The stress response is how you choose to react to the change. This is where your power is. Scientists have identified three distinct stress responses that cause unique physical responses in your body: 1) fight-or-flight, 2) challenge-and-grow, or 3) tend-and-befriend. Learning to choose the right stress response is the secret to making stress your ally.

Choosing a Stress Response
Fight-or-flight. Early (actually quite extreme) stress studies indicated that there is an irrefutable fight-or-flight response that is hardwired into the biological survival mechanism. The idea is that this automatic stress response kicks in whether you like it or not when you perceive danger (aka change) in your environment. This stress response is the most primitive and instinctual. The fight-or-flight response produces a mix of stress hormones that shuts off the higher levels of thinking and reverts you to primitive reactions.  In fact, cutting edge research by Alia Crum shows that having a fight-or-flight mindset is at the root of the negative physical effects we associate with stress. This might be a good thing if a tiger is chasing you, but not so good if you are walking on stage to do a presentation.

Challenge-and-grow. Two other stress responses offer choices that you can leverage when you aren’t being chased by a tiger. When you recognize that your life isn’t in danger, you can choose a challenge-and-grow stress response.

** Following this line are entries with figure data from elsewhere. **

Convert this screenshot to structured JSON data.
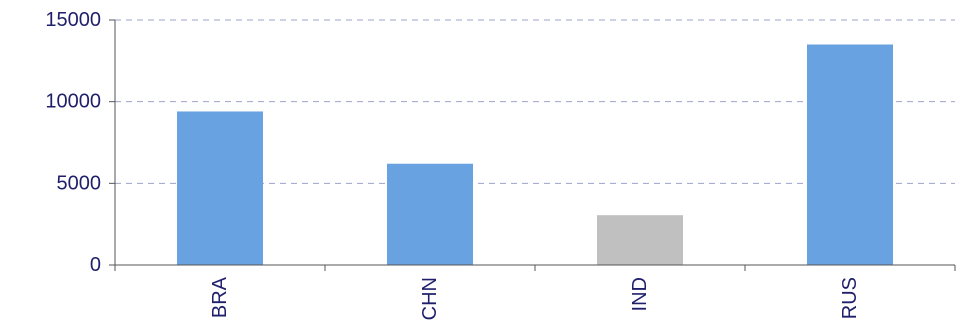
{
  "chart_data": {
    "type": "bar",
    "title": "",
    "xlabel": "",
    "ylabel": "",
    "categories": [
      "BRA",
      "CHN",
      "IND",
      "RUS"
    ],
    "values": [
      9400,
      6200,
      3050,
      13500
    ],
    "bar_colors": [
      "#68a2e0",
      "#68a2e0",
      "#c0c0c0",
      "#68a2e0"
    ],
    "ylim": [
      0,
      15000
    ],
    "yticks": [
      0,
      5000,
      10000,
      15000
    ],
    "ytick_labels": [
      "0",
      "5000",
      "10000",
      "15000"
    ],
    "grid": true,
    "legend": "none"
  }
}
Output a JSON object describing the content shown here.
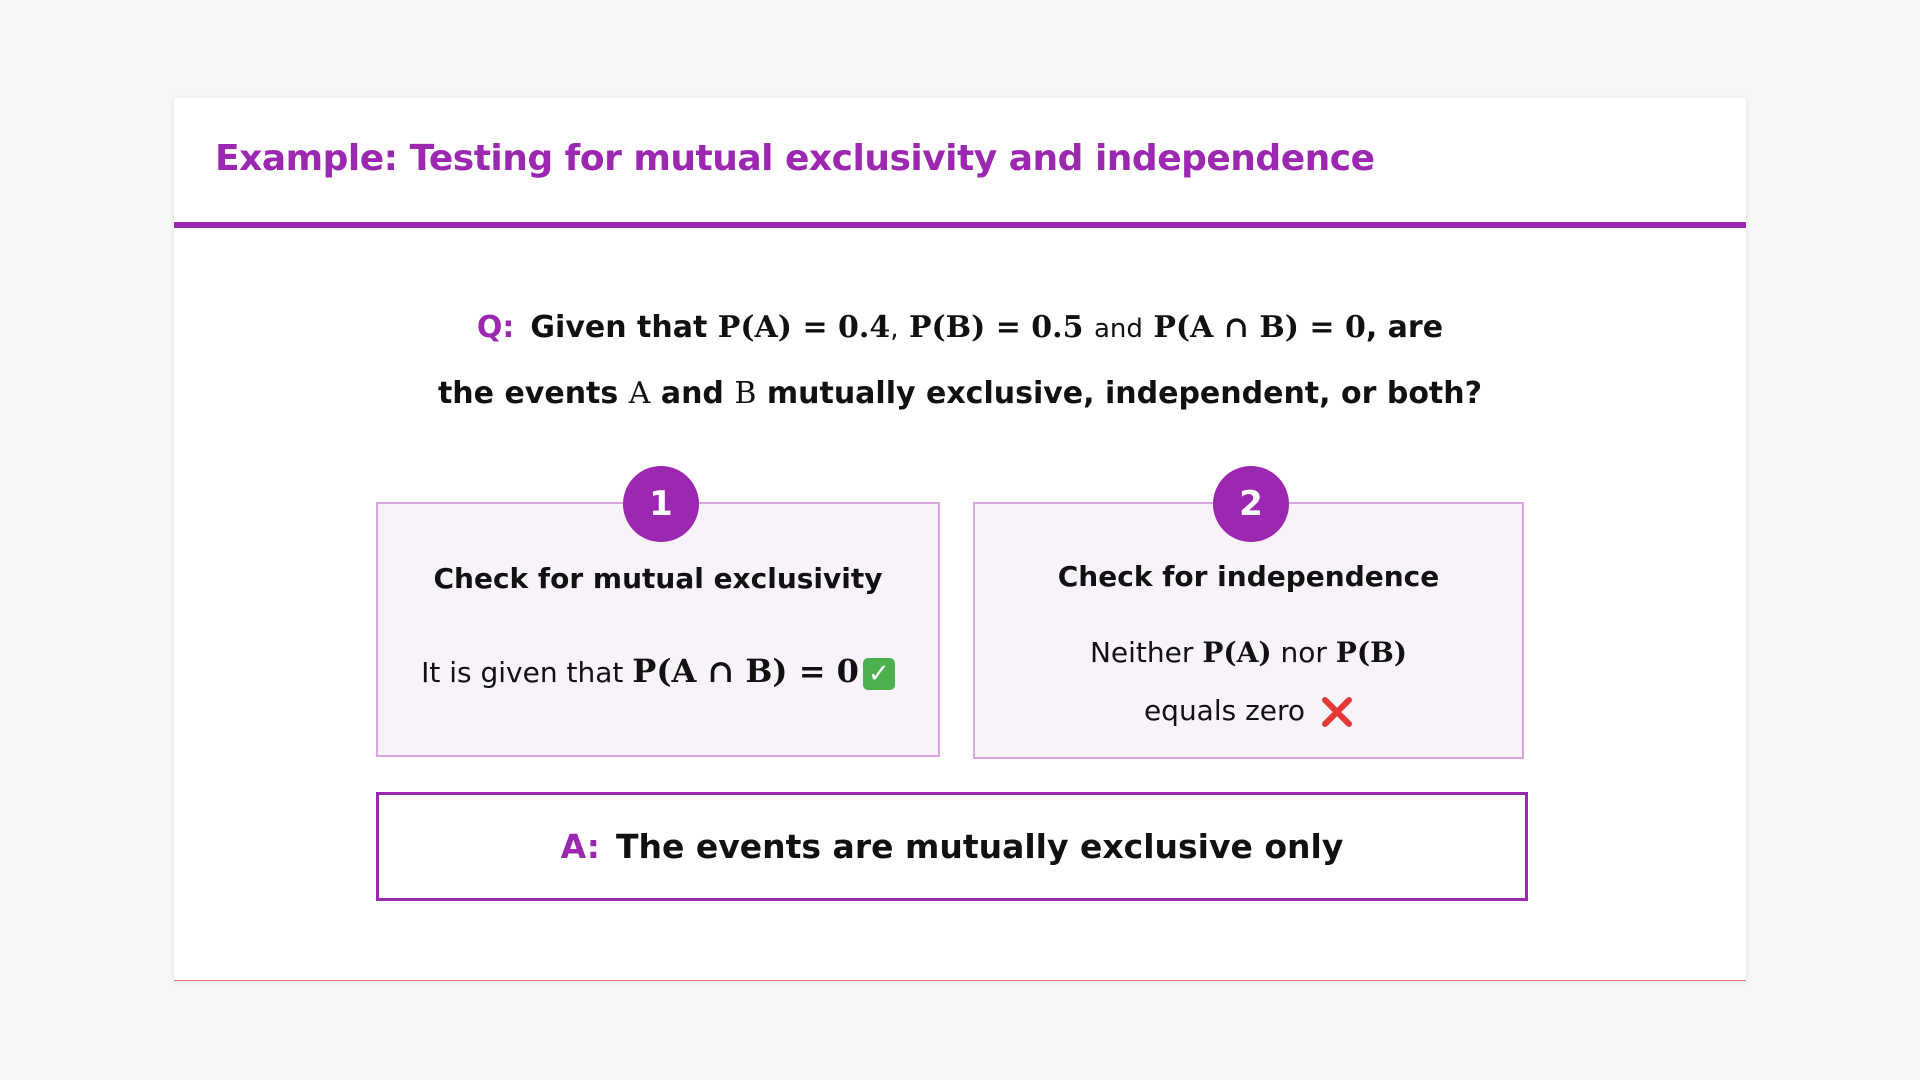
{
  "header": {
    "title": "Example: Testing for mutual exclusivity and independence"
  },
  "question": {
    "label": "Q:",
    "line1": [
      "Given that",
      "P(A) = 0.4",
      ",",
      "P(B) = 0.5",
      "and",
      "P(A ∩ B) = 0",
      ", are"
    ],
    "line2": [
      "the events",
      "A",
      "and",
      "B",
      "mutually exclusive, independent, or both?"
    ]
  },
  "steps": [
    {
      "number": "1",
      "heading": "Check for mutual exclusivity",
      "lines": [
        [
          "It is given that",
          "P(A ∩ B) = 0"
        ]
      ]
    },
    {
      "number": "2",
      "heading": "Check for independence",
      "lines": [
        [
          "Neither",
          "P(A)",
          "nor",
          "P(B)"
        ],
        [
          "equals zero"
        ]
      ]
    }
  ],
  "answer": {
    "label": "A:",
    "text": "The events are mutually exclusive only"
  }
}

This option is best when the situation offers you an opportunity to hone your skills and grow from the change that is happening. When you are walking on stage to do a presentation or sitting down for your performance review, your decision to embrace the challenge and grow signals your body to release a different mix of stress hormones. This mix includes neurological activators that wake up your brain and help you perform at your best. Those same activators enable your brain to integrate what you learned during stress recovery.

Tend-and-befriend. The third option when a tiger isn’t chasing you is called the tend-and-befriend stress response. This reaction harkens back to our improved chances of survival as members of a group versus the high risk of being isolated and alone. When a situation arises that offers an opportunity to build or strengthen relationships, you can choose to extend your social connections. That decision activates a stress hormone mix that includes oxytocin, which causes you to become more sensitive toward and aware of others. This response helps you build strong business partnerships, deepen understanding within teams, and bond more closely with friends and family.

Your moment of choice
The trick to the making stress your ally is to be aware when the first biological stress signals start.  You feel the adrenaline hit and your heart beat increases. This is the moment when you decide what type of response you will have. Teach yourself to recognize that signal and do a quick assessment of the situation. If you’re not being chased by a tiger, then decide whether you will go with challenge-and-grow or tend-and-befriend. Both options let you leverage the stress energy into a powerful ally that will move you forward toward your goals.